Police Officer Who Shot and Killed Laddie Gillett Loses Appeal
A former Belize police corporal has failed to overturn his manslaughter conviction after a three-judge Court of Appeal panel unanimously ruled that his 18-year prison sentence for shooting a 14-year-old boy in the back on a Placencia beach will stand.
Kareem Martinez, once a Corporal of Police at the Placencia Sub Formation, had challenged every aspect of his conviction before the country’s highest criminal court. On Wednesday, the court dismissed all eight of his grounds of appeal.
What happened that night
It was July 14, 2021, a COVID curfew night. Laddie Gillet and his best friend were hurrying back along the Placencia beachfront to the Chabil Mar resort to beat the 10:00 p.m. deadline. They had spent the evening eating birthday cake on the beach with friends.
Rounding a corner near the Placencia Beach Club Resort, they ran straight into a team of four police officers who had responded to a security guard’s call about suspicious persons. Startled by the sight of men in black, both boys turned and ran the other way. Laddie was shot in the back. The bullet passed through his chest. He was pronounced dead at 10:21 p.m.
The friend was handcuffed and taken to the police station for breaking the curfew.
The evidence that convicted him
A single 9mm shell casing was recovered from the beach near where Laddie fell. A forensic firearms examiner from the National Forensic Sciences Services laboratory examined it under a microscope and concluded it had been fired from the Bersa Thunder 9 pistol belonging to and recovered from Martinez that same night.

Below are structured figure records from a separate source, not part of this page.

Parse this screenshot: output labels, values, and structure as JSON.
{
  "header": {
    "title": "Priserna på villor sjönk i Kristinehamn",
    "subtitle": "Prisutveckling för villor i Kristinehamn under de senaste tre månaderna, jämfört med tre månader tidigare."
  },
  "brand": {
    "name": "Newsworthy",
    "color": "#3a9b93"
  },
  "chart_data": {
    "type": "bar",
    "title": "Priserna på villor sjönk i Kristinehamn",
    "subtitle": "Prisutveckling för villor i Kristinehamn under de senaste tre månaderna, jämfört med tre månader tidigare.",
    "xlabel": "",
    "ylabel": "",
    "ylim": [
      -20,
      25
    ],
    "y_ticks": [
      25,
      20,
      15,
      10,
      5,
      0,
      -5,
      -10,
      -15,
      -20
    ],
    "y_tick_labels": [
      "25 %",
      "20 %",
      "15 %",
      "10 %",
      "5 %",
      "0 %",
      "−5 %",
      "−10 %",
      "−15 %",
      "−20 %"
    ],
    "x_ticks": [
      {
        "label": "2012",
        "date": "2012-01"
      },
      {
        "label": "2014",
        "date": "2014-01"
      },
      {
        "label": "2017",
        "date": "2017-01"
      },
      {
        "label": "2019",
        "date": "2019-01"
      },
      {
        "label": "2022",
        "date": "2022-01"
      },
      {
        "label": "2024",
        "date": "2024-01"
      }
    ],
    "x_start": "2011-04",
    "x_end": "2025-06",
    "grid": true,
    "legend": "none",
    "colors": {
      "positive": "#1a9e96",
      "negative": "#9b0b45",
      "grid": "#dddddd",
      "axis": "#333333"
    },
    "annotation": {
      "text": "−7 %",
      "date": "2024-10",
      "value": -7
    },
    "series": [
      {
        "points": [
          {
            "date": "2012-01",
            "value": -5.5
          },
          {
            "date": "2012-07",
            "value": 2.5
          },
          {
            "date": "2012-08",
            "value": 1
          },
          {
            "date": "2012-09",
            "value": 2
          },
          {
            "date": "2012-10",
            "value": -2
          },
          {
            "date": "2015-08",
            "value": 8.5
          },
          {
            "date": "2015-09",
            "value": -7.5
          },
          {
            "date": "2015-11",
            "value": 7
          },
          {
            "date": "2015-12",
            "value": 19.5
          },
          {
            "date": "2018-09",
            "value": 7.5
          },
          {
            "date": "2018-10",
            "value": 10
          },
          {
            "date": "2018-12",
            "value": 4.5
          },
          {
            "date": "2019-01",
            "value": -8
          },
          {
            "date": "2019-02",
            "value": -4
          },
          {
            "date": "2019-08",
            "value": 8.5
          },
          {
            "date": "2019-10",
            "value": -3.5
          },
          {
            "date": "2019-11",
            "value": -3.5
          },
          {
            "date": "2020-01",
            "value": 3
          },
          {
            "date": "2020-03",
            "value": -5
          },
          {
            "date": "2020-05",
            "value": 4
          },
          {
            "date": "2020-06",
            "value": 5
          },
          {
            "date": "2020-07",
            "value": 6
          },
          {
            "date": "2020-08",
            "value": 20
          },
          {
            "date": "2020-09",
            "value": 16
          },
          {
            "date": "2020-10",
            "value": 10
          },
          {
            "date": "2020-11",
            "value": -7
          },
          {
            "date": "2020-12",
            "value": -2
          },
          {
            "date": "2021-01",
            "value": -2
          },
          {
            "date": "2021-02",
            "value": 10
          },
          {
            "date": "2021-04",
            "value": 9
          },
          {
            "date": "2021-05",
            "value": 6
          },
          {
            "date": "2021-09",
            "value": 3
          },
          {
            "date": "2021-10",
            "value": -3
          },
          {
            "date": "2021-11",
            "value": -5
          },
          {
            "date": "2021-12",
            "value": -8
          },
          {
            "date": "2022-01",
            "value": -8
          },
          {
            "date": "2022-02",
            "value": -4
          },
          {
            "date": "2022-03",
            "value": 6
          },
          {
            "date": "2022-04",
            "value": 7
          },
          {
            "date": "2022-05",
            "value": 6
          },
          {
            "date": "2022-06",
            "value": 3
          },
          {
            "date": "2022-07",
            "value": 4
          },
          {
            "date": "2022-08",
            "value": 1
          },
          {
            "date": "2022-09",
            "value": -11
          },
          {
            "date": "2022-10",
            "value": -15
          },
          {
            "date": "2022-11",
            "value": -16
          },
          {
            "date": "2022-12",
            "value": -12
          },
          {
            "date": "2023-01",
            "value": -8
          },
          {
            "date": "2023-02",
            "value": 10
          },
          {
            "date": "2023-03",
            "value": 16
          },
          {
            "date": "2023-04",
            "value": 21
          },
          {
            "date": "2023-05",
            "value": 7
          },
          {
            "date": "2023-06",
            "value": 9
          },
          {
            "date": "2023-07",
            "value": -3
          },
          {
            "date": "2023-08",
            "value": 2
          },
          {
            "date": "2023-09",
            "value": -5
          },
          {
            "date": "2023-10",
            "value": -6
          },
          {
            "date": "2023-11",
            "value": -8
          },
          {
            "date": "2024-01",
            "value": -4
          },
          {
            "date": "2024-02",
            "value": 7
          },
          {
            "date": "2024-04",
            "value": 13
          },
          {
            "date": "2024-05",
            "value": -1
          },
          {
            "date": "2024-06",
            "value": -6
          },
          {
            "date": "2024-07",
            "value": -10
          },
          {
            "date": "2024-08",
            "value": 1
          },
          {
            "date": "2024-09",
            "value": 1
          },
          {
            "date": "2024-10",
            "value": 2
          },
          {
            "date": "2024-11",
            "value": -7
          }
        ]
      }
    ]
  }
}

Every other officer present, SC Miranda, PC Pop, and PC Augustine, testified they heard only one shot and that none of them fired their weapon. The trial judge found all three had been evasive and were clearly trying to distance themselves from what happened. But even taking that into account, she found the evidence pointing to Martinez as the sole shooter overwhelming.
Laddie’s friend, described by the trial judge as thoroughly credible and unshakeable under cross-examination, confirmed that he and Laddie were running away from the police, that neither of them was armed, and that there was no scuffle of any kind.
“I fired in the air” — the story the court didn’t believe
Martinez did not testify under oath. In an unsworn statement, he claimed he had spotted a shining object in one of the teenagers’ hands, believed it might be a firearm, and fired a single warning shot approximately ten feet into the air…not at the boys. He suggested that it was actually PC Augustine who shot Laddie, possibly at the exact same moment, so that witnesses only heard one bang.
The trial judge, Justice Moore, called this account “incredulous.” She pointed out that for Martinez’s version to be true, a bullet fired ten feet into the air would have had to travel backwards, downwards, and outwards across 75 to 90 feet to strike Laddie in the back…all within six seconds. The Court of Appeal agreed that was physically impossible.
On the theory about PC Augustine being the real shooter, the court was equally dismissive. Augustine was physically closer to the other witnesses than Martinez was. If he had drawn and fired a 9mm pistol, the court reasoned, someone among the five other people present, including the two teenagers, would have seen it. No such evidence existed. The court said accepting the alternative shooter theory would require pure speculation.
It also emerged during the trial that Augustine had lied about whether he was carrying a firearm at all. He initially denied it, then admitted he had a personal licensed weapon on him. The trial judge found he lied but concluded he did not fire it. The appeal court saw no reason to disturb that finding.
“Their conduct was less than exemplary”
The court did not shy away from criticising the police. The trial judge had found that all three officers who testified for the prosecution were clearly trying to minimise their own involvement in the events of that night, describing their conduct at the scene as “less than exemplary.” Even the security guard who made the original 911 call was found to have been dishonest — the judge believed he was present when the boys were chased, despite his claims to the contrary.
None of that, however, was enough to shake the core of the prosecution’s case.
All eight grounds dismissed
Martinez’s lawyers raised eight separate grounds of appeal, arguing among other things that the investigation was one-sided, that other officers’ hands and weapons were never tested, that the trial judge had unfairly intervened during the trial by asking too many questions, and that she had wrongly shifted the burden of proof onto Martinez himself.
The Court of Appeal rejected every single one. It found the trial judge’s handling of the case to be “detailed, sound and flawless,” and that she had at every stage correctly reminded herself that it was the prosecution, not the defence, that bore the burden of proof.
The verdict
Martinez will serve his 18-year sentence. Laddie Gillett was fourteen years old. He was running to beat a curfew.